Equilibrar la situación. Cambiar las normas.

No esperéis que esta forma de lucha sea amparada por ningún parlamento burgués. Costó muchos años, y muchos muertos que reconocieran el derecho a negarse a trabajar…

Por cierto, el recurso al sabotaje no es ni mucho menos propio de la industria. Una administrativa, despedida por cogerse demasiados permisos tras quedarse embarazada. Vaya, qué mala suerte, un virus informático que ha formateado los discos duros de todos los ordenadores que estaban en red. O aún más divertido: la contabilidad en B de la empresa, por error dirigida a la Agencia Tributaria.

El poder negociador de un bando es directamente proporcional a la capacidad de hacer daño al otro bando. Si atamos de manos a los trabajadores, con el paro y una legislación diseñada para favorecer al capital, mientras que dejamos con las manos libres al patrón, las condiciones laborales van a seguir deteriorándose sin fin. Por ejemplo, la posibilidad de horas extras en contratos a media jornada, que permite tener al tipiño trabajando 8 horas y cobrando 5, sin que haya forma de que sea detectado por la inspección de trabajo porque, si aparece…es que justamente ahora está haciendo horas extras. Pues a ese empresario tan imaginativo, se le pueden felicitar las pascuas con un ligero cambio en algunos parámetros, para que salga toda la producción ligeramente defectuosa. Y, cuando alguien se dé cuenta, habrá que tirar un stock enorme de mercancía ya terminada y lista para embarcar.

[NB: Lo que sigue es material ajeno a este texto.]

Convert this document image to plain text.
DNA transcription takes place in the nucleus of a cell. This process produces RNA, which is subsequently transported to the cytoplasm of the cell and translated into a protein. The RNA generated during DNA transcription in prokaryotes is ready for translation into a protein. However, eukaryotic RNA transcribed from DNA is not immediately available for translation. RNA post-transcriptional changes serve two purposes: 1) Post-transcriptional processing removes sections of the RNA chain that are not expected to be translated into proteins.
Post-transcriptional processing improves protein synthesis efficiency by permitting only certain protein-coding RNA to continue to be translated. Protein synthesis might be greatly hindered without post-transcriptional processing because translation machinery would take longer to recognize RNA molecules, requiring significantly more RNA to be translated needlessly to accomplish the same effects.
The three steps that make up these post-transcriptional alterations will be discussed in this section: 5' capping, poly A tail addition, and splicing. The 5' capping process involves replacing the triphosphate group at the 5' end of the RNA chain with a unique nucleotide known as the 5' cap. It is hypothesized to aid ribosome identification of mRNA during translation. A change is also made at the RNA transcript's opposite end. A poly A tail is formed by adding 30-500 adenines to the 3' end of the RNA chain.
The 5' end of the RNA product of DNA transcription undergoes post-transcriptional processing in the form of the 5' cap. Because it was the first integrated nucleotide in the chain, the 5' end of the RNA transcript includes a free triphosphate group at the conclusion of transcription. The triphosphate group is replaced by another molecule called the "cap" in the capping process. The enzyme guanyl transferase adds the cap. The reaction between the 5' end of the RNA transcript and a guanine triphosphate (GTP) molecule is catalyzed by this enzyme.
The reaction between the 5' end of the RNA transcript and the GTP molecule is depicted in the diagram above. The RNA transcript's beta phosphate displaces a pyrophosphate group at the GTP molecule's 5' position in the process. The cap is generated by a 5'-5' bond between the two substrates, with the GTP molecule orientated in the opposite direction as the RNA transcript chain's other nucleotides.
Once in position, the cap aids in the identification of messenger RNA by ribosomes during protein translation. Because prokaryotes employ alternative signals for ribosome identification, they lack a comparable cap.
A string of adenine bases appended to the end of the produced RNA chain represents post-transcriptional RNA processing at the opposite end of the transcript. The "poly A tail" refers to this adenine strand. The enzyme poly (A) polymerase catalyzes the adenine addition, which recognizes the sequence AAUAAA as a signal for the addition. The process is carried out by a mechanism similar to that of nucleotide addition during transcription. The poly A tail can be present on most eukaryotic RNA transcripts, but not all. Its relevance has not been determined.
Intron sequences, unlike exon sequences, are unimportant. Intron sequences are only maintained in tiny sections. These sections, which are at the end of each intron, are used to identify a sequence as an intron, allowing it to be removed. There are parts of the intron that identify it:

Bueno, hasta aquí la presentación. Yo mismo tengo mis dudas, especialmente por el riesgo de servirse de esta arma de forma improcedente o injusta (por ejemplo, a quien despidan por incompetente y se vengue rompiendo algo). Para usar este arma, de último recurso, la clase obrera deberá aspirar a una categoría ética superior a la burguesía que combate, para usarla siempre con justificación, para no caer en el desprestigio. Que esto se dé siempre, en todos los casos, es mucho, muchísimo suponer (hay también mucho empresario honesto y mucha mala bestia con trabajo asalariado).

[N.d.M: Por supuesto, en una sociedad civilizada, no haría falta llegar a estos extremos porque tendríamos una legislación laboral equilibrada, y un ejecutivo que cumpliese su papel de garante del cumplimiento de las leyes. Pero es evidente que este no es el caso en España, donde quien debe guardar y hacer guardar las leyes hace la vista gorda o legisla en pro del delincuente laboral. Cuando el Estado está de parte del agresor, al pueblo no le queda otra que autoorganizar su defensa (igual que en los 90, con el auge de los grupos neonazis y la anuencia o apoyo de los cuerpos policiales, que tuvimos que unirnos para poder defendernos de un reguero de víctimas cada semana; una vez que hicimos frente a la impunidad con que actuaban y mandamos a varios al hospital, dejó de ser tan divertido salir “a cazar guarros” entre los niñatos fascistas y las aguas volvieron a su cauce).]

Ninguna agresión sin respuesta, que no exista resquicio de impunidad (que siempre, indefectiblemente, conduce al abuso) en ningún ámbito. Pero debe existir proporcionalidad en la respuesta.

Y ahora, se abre el debate. Vuestras consideraciones, por favor.